The politics of Pride

Pride in Toronto as we have come to know and love it — as the embodiment and celebration of a political movement — is suffering from an identity crisis, one that seems to get worse every year and one that the good people at Pride Toronto either can’t or won’t acknowledge.

On May 23 Pride grand marshal El-Farouk Khaki spoke at a Queers Against Israeli Apartheid event at Buddies in Bad Times Theatre. That made a lot of Jewish people very angry and the National Post did a story on it.

“The grand marshal is not an official spokesperson,” Pride Toronto executive director Tracey Sandilands told the Post. “[Khaki] has committed to us that his sponsors for the parade are all organizations that have nothing to do with the Israeli issue, and that he will never under any circumstances speak on the Israeli issue from a Pride point of view.”

Never? Did Pride Toronto muzzle Khaki, its own grand marshal and the founder of Salaam forever? Did Khaki let it happen? (See 2009’s Grand Marshals & Honoured Groups for more on Khaki.)

Then Pride Toronto issued a strange press release. “The organization does not have any affiliations whatsoever to political entities or causes,” it reads. “It exists for the purpose of delivering the annual Pride festival.”

That, aside from being a rather large and steaming load of crap, seems to mean that Pride Toronto considers itself to be just a big, apolitical, gay party promoter.
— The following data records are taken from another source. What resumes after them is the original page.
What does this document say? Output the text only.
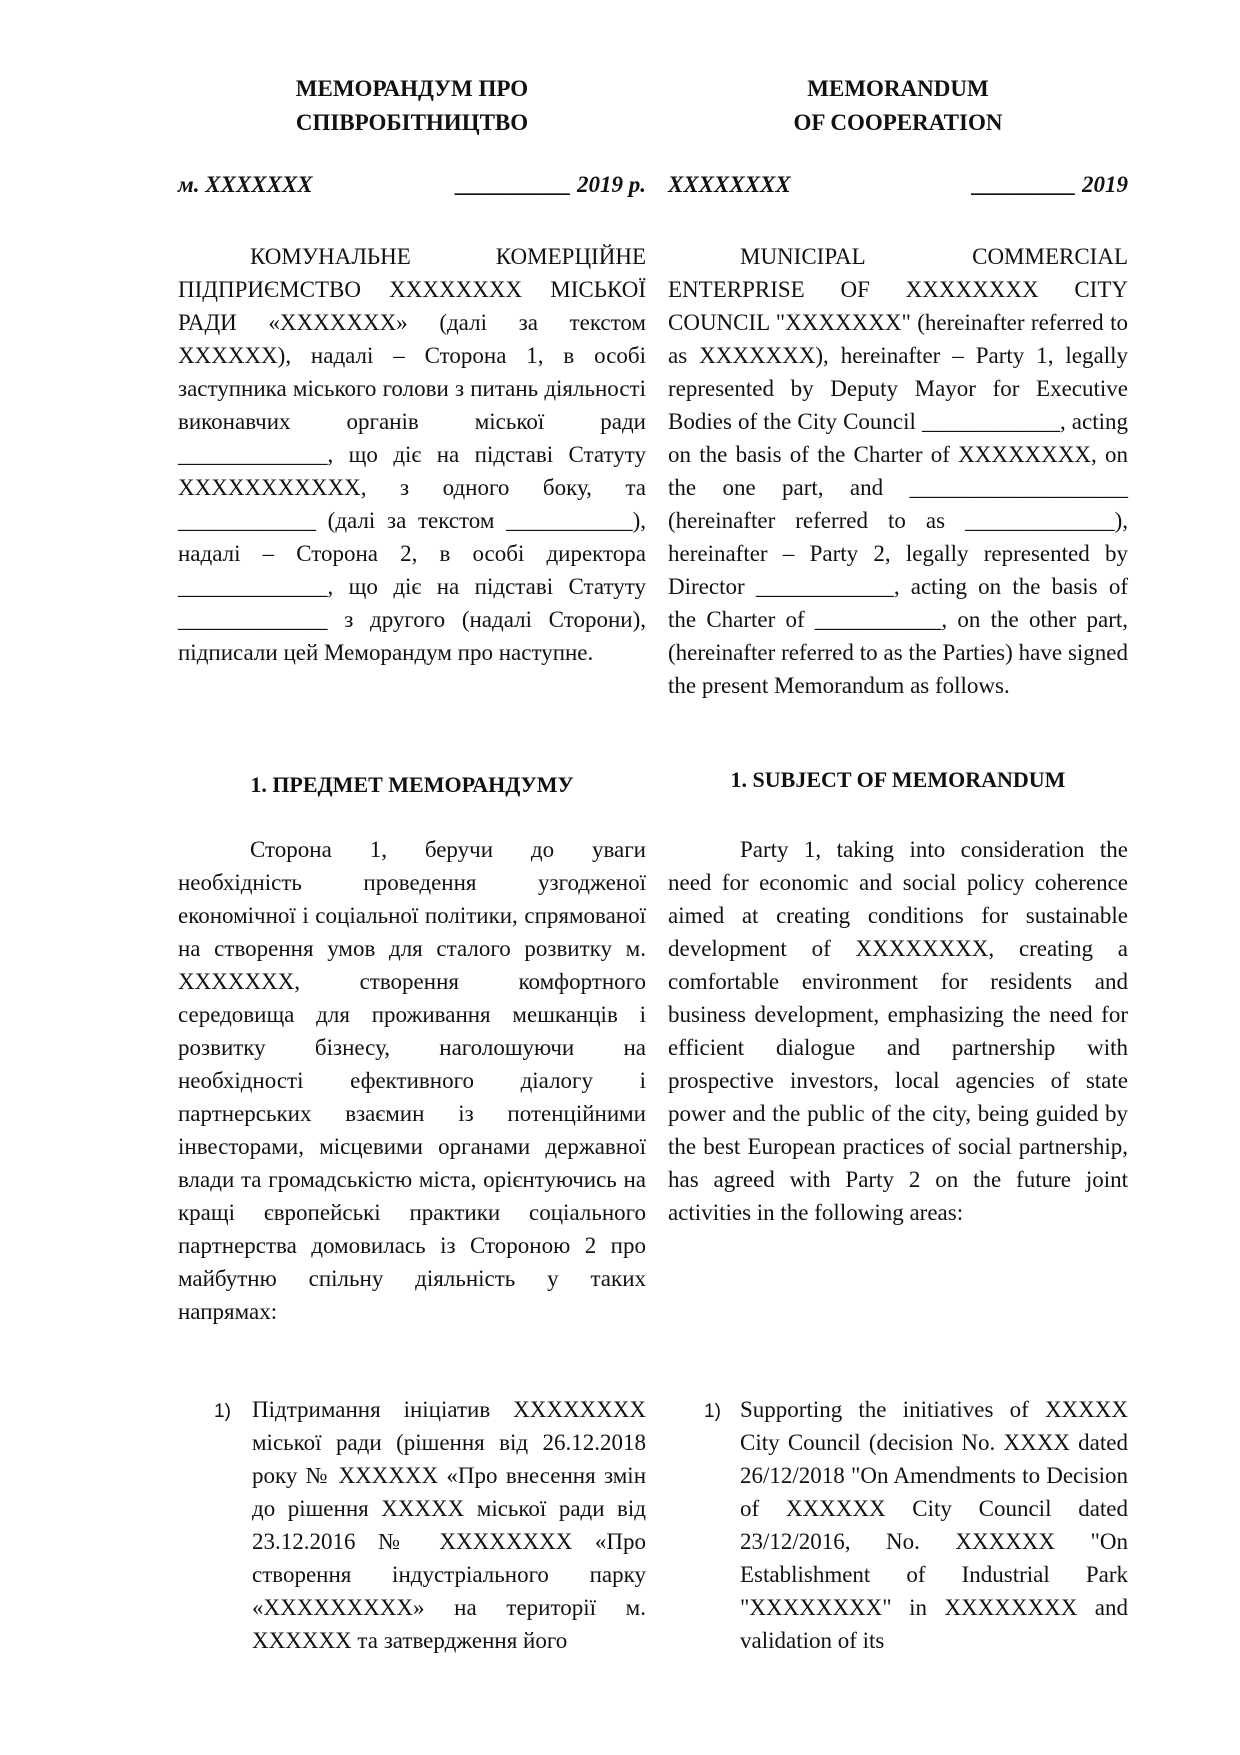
МЕМОРАНДУМ ПРО
СПІВРОБІТНИЦТВО
MEMORANDUM
OF COOPERATION
м. XXXXXXX	__________ 2019 р. XXXXXXXX	_________ 2019
КОМУНАЛЬНЕ КОМЕРЦІЙНЕ ПІДПРИЄМСТВО XXXXXXXX МІСЬКОЇ РАДИ «XXXXXXX» (далі за текстом XXXXXX), надалі – Сторона 1, в особі заступника міського голови з питань діяльності виконавчих органів міської ради _____________, що діє на підставі Статуту XXXXXXXXXXX, з одного боку, та ____________ (далі за текстом ___________), надалі – Сторона 2, в особі директора _____________, що діє на підставі Статуту _____________ з другого (надалі Сторони), підписали цей Меморандум про наступне.
MUNICIPAL COMMERCIAL ENTERPRISE OF XXXXXXXX CITY COUNCIL "XXXXXXX" (hereinafter referred to as XXXXXXX), hereinafter – Party 1, legally represented by Deputy Mayor for Executive Bodies of the City Council ____________, acting on the basis of the Charter of XXXXXXXX, on the one part, and ___________________ (hereinafter referred to as _____________), hereinafter – Party 2, legally represented by Director ____________, acting on the basis of the Charter of ___________, on the other part, (hereinafter referred to as the Parties) have signed the present Memorandum as follows.
1. ПРЕДМЕТ МЕМОРАНДУМУ	1. SUBJECT OF MEMORANDUM
Сторона 1, беручи до уваги необхідність проведення узгодженої економічної і соціальної політики, спрямованої на створення умов для сталого розвитку м. XXXXXXX, створення комфортного середовища для проживання мешканців і розвитку бізнесу, наголошуючи на необхідності ефективного діалогу і партнерських взаємин із потенційними інвесторами, місцевими органами державної влади та громадськістю міста, орієнтуючись на кращі європейські практики соціального партнерства домовилась із Стороною 2 про майбутню спільну діяльність у таких напрямах:
Party 1, taking into consideration the need for economic and social policy coherence aimed at creating conditions for sustainable development of XXXXXXXX, creating a comfortable environment for residents and business development, emphasizing the need for efficient dialogue and partnership with prospective investors, local agencies of state power and the public of the city, being guided by the best European practices of social partnership, has agreed with Party 2 on the future joint activities in the following areas:
1) Підтримання ініціатив XXXXXXXX міської ради (рішення від 26.12.2018 року № XXXXXX «Про внесення змін до рішення XXXXX міської ради від 23.12.2016 № XXXXXXXX «Про створення індустріального парку «XXXXXXXXX» на території м. XXXXXX та затвердження його
1) Supporting the initiatives of XXXXX City Council (decision No. XXXX dated 26/12/2018 "On Amendments to Decision of XXXXXX City Council dated 23/12/2016, No. XXXXXX "On Establishment of Industrial Park "XXXXXXXX" in XXXXXXXX and validation of its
Okay, fair enough.

But then the press release continues: “Participants in the various events will be required to stringently adhere to the criteria stated on the application forms…. These criteria include… acceptance of the organization’s right to reject and remove entries that violate Canada’s hate crime laws or contravenes the organization’s antidiscrimination policy….”

Essentially that part about the “organization’s antidiscrimination policy” means that Pride Toronto reserves the right to reject any organization or message its management finds controversial or unsavoury (as apparently it did with Khaki). That is about as political a policy as I can think of. It’s creepily authoritarian too.
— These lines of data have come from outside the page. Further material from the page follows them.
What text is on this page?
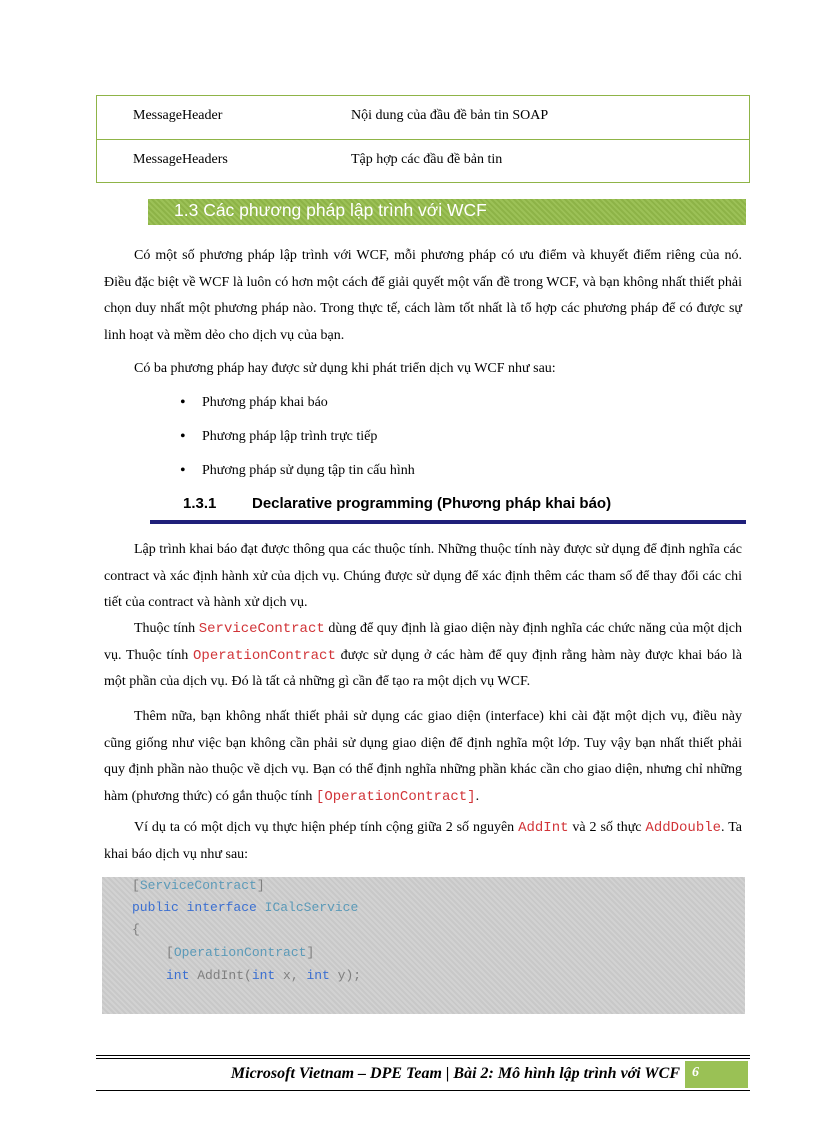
MessageHeader	Nội dung của đầu đề bản tin SOAP
MessageHeaders	Tập hợp các đầu đề bản tin
1.3 Các phương pháp lập trình với WCF

Có một số phương pháp lập trình với WCF, mỗi phương pháp có ưu điểm và khuyết điểm riêng của nó. Điều đặc biệt về WCF là luôn có hơn một cách để giải quyết một vấn đề trong WCF, và bạn không nhất thiết phải chọn duy nhất một phương pháp nào. Trong thực tế, cách làm tốt nhất là tổ hợp các phương pháp để có được sự linh hoạt và mềm dẻo cho dịch vụ của bạn.

Có ba phương pháp hay được sử dụng khi phát triển dịch vụ WCF như sau:

• Phương pháp khai báo
• Phương pháp lập trình trực tiếp
• Phương pháp sử dụng tập tin cấu hình
1.3.1 Declarative programming (Phương pháp khai báo)

Lập trình khai báo đạt được thông qua các thuộc tính. Những thuộc tính này được sử dụng để định nghĩa các contract và xác định hành xử của dịch vụ. Chúng được sử dụng để xác định thêm các tham số để thay đổi các chi tiết của contract và hành xử dịch vụ.

Thuộc tính ServiceContract dùng để quy định là giao diện này định nghĩa các chức năng của một dịch vụ. Thuộc tính OperationContract được sử dụng ở các hàm để quy định rằng hàm này được khai báo là một phần của dịch vụ. Đó là tất cả những gì cần để tạo ra một dịch vụ WCF.

Thêm nữa, bạn không nhất thiết phải sử dụng các giao diện (interface) khi cài đặt một dịch vụ, điều này cũng giống như việc bạn không cần phải sử dụng giao diện để định nghĩa một lớp. Tuy vậy bạn nhất thiết phải quy định phần nào thuộc về dịch vụ. Bạn có thể định nghĩa những phần khác cần cho giao diện, nhưng chỉ những hàm (phương thức) có gắn thuộc tính [OperationContract].

Ví dụ ta có một dịch vụ thực hiện phép tính cộng giữa 2 số nguyên AddInt và 2 số thực AddDouble. Ta khai báo dịch vụ như sau:

[ServiceContract]
public interface ICalcService
{
[OperationContract]
int AddInt(int x, int y);
Microsoft Vietnam – DPE Team | Bài 2: Mô hình lập trình với WCF 6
“I want to be very clear,” Sandilands subsequently told Xtra’s associate editor Julia Garro. “No one will be banned because of their messaging…. If they simply have a political position, [stopping them from participating] is not our decision to make. Pride has always been a political platform…. What we’re working for is human rights for queer people all over the world. We are in favour of that.”

But Khaki’s participation at the Buddies event implied some concern on his part for the human rights of queer Palestinians and essentially he got shut down for it, or rather he apparently agreed to keep quiet about it.
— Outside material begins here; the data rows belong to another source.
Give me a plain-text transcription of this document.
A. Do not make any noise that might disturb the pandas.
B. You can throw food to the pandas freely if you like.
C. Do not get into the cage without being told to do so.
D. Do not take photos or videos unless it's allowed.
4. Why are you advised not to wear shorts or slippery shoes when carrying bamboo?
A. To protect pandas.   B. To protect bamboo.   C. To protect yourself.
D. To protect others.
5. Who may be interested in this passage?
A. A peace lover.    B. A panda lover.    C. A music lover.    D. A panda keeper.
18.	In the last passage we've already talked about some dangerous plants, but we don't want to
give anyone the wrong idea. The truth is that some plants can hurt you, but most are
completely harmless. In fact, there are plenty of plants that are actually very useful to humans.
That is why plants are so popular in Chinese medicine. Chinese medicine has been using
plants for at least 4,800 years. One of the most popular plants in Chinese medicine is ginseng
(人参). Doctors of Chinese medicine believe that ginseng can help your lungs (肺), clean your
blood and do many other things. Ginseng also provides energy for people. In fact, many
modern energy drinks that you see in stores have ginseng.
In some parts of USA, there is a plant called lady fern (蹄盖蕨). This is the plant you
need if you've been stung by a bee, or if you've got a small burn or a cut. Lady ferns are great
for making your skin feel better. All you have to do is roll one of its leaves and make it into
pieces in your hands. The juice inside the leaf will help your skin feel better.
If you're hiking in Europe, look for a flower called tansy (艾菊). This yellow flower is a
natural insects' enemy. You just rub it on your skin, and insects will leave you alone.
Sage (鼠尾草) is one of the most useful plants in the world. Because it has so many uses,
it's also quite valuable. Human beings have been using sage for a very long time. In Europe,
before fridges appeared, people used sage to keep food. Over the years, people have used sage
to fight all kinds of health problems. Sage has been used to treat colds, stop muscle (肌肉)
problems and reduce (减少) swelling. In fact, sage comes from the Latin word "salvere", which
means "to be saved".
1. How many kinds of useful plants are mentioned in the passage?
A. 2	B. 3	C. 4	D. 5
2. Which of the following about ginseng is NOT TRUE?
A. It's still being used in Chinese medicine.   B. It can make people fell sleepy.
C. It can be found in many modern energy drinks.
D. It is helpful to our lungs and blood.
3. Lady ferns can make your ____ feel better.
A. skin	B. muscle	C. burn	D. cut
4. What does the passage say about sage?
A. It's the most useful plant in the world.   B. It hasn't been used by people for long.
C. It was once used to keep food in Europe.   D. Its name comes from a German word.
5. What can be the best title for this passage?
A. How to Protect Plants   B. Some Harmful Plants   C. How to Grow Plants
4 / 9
Why shouldn’t the grand marshal be free to speak his mind on whatever he likes? He was elected by gay and lesbian people in an open and popular vote largely on the merits of his political activism. The honour should be a bully pulpit for whoever holds it. Khaki is a politician. The Pride march is a political event. Pride Toronto, regardless of Sandilands’ dithering, is a political organization. The grand marshal should not be, like Mickey Mouse on parade at Disney World, a foam-headed caricature with a frozen smile and no voice.

Last year in this space I encouraged readers to celebrate Pride with a good healthy fuck. This Pride, as well some well-deserved, guiltless and responsible sexual pleasure, I hope you’ll take a moment to make an overtly political statement even — especially — if it rankles management at Pride Toronto.

It’s your day and your parade. Don’t let anybody tell you different.